El titular del diario madrileño lo decía todo sobre la maratón: “El primero entró tras vomitar dos veces, los últimos, andando y cogidos del brazo”. Remontándonos a sus orígenes, su inventor griego murió al terminar la primera maratón, buscando el aplauso por su victoria; y su reinventor estadounidense, como ‘jogging’, murió corriendo a los 53 años de un ataque al corazón. La búsqueda del aplauso de otros seguidores de la moda, como andando miles de kilómetros como peregrino o ayunando hasta la anorexia, nos recuerda la reflexión de Oscar Wilde: “Calificar al hombre de animal racional es, al menos, la definición más prematura que conozco”.

FELIPE SEARA NAVARRO MADRID

Según parece, San Obama, la moreneta de Hawai, que tanta devoción suscita en la parroquia peninsular, no siente ningunas ganas de juzgar las torturas en Guantánamo, aunque necesita hacerlo para acelerar su canonización. Qué cáliz, tío.

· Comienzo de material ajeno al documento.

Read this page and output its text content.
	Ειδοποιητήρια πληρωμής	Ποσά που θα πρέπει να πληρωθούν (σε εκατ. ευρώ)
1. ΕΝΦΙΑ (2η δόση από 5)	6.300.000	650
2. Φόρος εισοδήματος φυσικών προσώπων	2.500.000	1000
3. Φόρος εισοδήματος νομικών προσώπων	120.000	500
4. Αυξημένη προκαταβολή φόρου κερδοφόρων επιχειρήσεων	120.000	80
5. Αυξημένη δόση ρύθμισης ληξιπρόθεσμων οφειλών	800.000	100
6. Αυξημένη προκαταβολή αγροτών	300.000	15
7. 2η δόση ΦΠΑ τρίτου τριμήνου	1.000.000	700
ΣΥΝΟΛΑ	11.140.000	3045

Sin embargo, podría resolverlo en dos patadas si afirmara que, en realidad, el tan traído y llevado “water-boarding” no era, como se ha dicho por error, una “técnica de interrogación”, qué va, eso son inventos de la prensa: se trata de un nuevo deporte, amigos, y es muy saludable. Todo lo arreglaba con decir: a los presos se les obligaba a hacer ejercicio, sí, pero por su propio bien. La salud de los detenidos era el único objetivo y hay numerosos estudios que demuestran que los ahogamientos simulados estimulan la circulación sanguínea y ayudan a dejar el tabaco. Yo mismo me hago unos cuantos “water-boardings” en familia, cada mañana, y tan pancho.

Pondría de moda el “water-boarding” entre los ejecutivos más ambiciosos. Como es costumbre, a los seis meses, el equipo deportivo acabaría en los balcones, que se llenarían de palanganas de diseño, junto a la oxidada bicicleta de montaña y las inevitables macetas de geranios. En cuanto a la capucha, se convertiría en una prenda confortable, para viajes y para andar por casa, como el chándal. ¿Habrá cosa más fácil? Los supermercados se llenarían de atractivas señoras encapuchadas, con chándal y tacones: arregladas, pero informales, como cantaba Martirio.